Compared to Google Maps,  Apple Maps has been an underdog ever since it was introduced in 2012. That's because in its early years it was bad. There are plenty of stories of people getting very strange results when using Apple Maps, even in populated areas.

Over time, Apple has done a lot to improve Maps, so much so that I even prefer it most of the time. I find it especially good at public transit directions when I'm visiting large cities. That's not something I would have dared to say a few years ago. 

There is, however, one particularly strange way that Apple Maps is still broken. To explain what I mean, it's helpful if I share an example. 

 inline image

Do you see those stop signs? They aren't actually stop signs. Well, they are stop signs, but they're for bike riders on the sidewalk, not vehicles on the road.

For context, here's what one of those stop signs looks like in real life.

 inline image

Why does Apple Maps treat this as a traffic stop sign when giving directions? It seems confusing, at best, and potentially dangerous if you weren't familiar with the area. If you were driving around, following directions, and you see on the map that there's a stop sign, you're going to be looking for the stop sign, which means you're probably going to start slowing down. On a road where traffic is traveling 45 miles per hour, and everyone else knows there isn't a stop sign, that can be dangerous. 

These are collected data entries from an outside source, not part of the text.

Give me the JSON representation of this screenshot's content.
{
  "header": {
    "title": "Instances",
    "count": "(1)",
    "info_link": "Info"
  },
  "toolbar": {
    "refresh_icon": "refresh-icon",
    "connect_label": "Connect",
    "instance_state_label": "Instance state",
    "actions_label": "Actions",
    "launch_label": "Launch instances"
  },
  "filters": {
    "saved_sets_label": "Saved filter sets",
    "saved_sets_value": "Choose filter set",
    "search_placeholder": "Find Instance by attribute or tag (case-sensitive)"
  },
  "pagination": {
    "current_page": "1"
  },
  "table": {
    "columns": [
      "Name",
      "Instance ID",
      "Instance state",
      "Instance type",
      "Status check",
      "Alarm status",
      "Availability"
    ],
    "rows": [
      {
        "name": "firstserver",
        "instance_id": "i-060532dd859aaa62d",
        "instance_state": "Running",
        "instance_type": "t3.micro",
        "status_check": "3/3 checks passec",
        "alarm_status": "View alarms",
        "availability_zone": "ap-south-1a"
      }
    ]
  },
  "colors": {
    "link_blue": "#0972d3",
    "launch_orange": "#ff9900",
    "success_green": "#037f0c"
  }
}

I've probably observed similar misplaced traffic indicators a half dozen or so times in various different locations. Not nearly enough to be considered a widespread problem, but if you're helping people navigate safely, the little things really do matter.

I asked Apple about this but didn't immediately receive a response.

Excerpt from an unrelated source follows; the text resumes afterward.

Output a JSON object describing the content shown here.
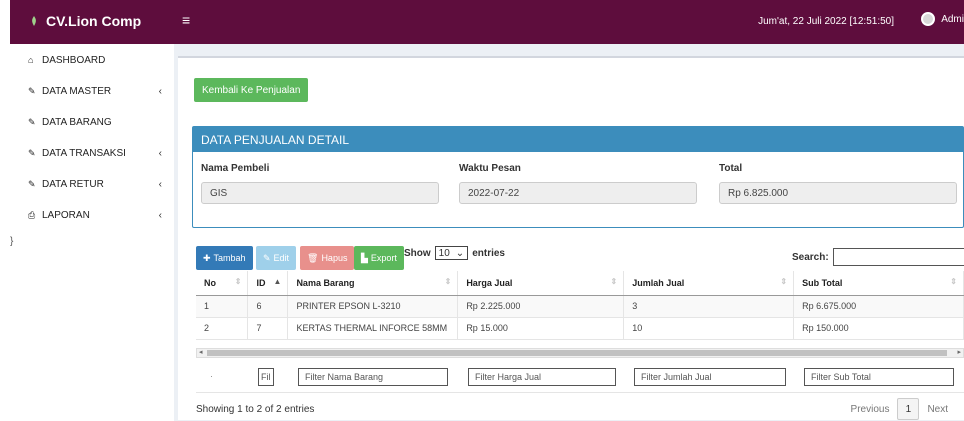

Here's what's interesting to me, and it illustrates what I think is one of the most difficult challenges of technology. Even as computers get really smart, they are nowhere near the ability of human decision-making--especially when it comes to navigation.

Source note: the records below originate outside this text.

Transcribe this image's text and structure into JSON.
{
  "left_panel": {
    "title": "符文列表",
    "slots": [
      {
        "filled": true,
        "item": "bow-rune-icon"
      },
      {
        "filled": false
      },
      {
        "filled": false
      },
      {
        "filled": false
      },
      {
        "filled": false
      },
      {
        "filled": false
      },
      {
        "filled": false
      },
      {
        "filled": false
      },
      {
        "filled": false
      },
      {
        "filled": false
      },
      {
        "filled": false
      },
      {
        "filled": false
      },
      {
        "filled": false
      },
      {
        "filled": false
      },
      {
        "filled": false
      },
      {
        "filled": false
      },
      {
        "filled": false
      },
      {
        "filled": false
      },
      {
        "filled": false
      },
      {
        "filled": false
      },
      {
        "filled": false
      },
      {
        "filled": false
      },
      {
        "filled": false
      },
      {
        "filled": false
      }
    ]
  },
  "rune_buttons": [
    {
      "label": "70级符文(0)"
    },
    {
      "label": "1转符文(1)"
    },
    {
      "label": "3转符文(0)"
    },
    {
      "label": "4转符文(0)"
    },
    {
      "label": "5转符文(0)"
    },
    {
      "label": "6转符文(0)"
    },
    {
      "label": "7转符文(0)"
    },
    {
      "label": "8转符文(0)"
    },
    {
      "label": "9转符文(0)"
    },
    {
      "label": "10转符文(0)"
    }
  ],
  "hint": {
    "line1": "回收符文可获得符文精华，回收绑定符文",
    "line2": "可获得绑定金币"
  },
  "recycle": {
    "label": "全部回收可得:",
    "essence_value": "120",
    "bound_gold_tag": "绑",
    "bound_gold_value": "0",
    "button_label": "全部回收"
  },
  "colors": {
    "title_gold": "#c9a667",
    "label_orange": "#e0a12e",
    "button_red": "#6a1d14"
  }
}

For years, Apple licensed mapping data from third parties like TomTom. As Apple has improved maps, it has also moved most of its map technology in-house, at least in the U.S. As a result, it has been able to roll out its Look Around feature, which is similar to Google's Street View--the feature that lets you view and navigate through 360-degree imagery on a street-by-street level. 

Apple's feature is only available in certain cities, but the same base map technology is used in its navigation features. That means that it's likely that, in some cases, it relies on imaging to determine where things like stoplights, yield signs, and stop signs are located. Except computers aren't as good at determining context. 

When a computer sees a stop sign facing against the direction of traffic, it makes sense that it would assume it's for drivers. The computer isn't able to understand that sometimes it might have a different purpose. 

A human driver wouldn't be confused. The stop signs in this case are smaller and positioned far enough from the road that even an unfamiliar driver wouldn't think that they should stop. Besides, humans are pretty good at using common sense to observe the conditions and recognize that they wouldn't need to stop. Computers aren't. 

Look no further than the recent investigation into Tesla's autopilot, which has trouble with knowing what to do with parked cars along the side of the road. More than a dozen accidents involving a Tesla colliding with an emergency vehicle with flashing lights show that computers aren't very good at contextual decision making. 

I will freely admit that this is a very nuanced area where Apple Maps is broken. And my point isn't that you shouldn't use it. I still use Apple Maps almost every day, it's the only reason I even know this problem exists.

I don't even mean for this article to be overly critical. I'm sure that building accurate maps and navigation is extraordinarily complicated. That, of course, is the point. As much as we'd like it to, technology doesn't solve every problem. Sometimes, in fact, it creates problems that even a brand new teenage driver would be able to avoid. 

That matters because if you're building a product that is meant to help people get around, you're asking them to trust that you won't tell them to stop in the middle of a busy street where you might cause an accident. That's a pretty important thing to get right.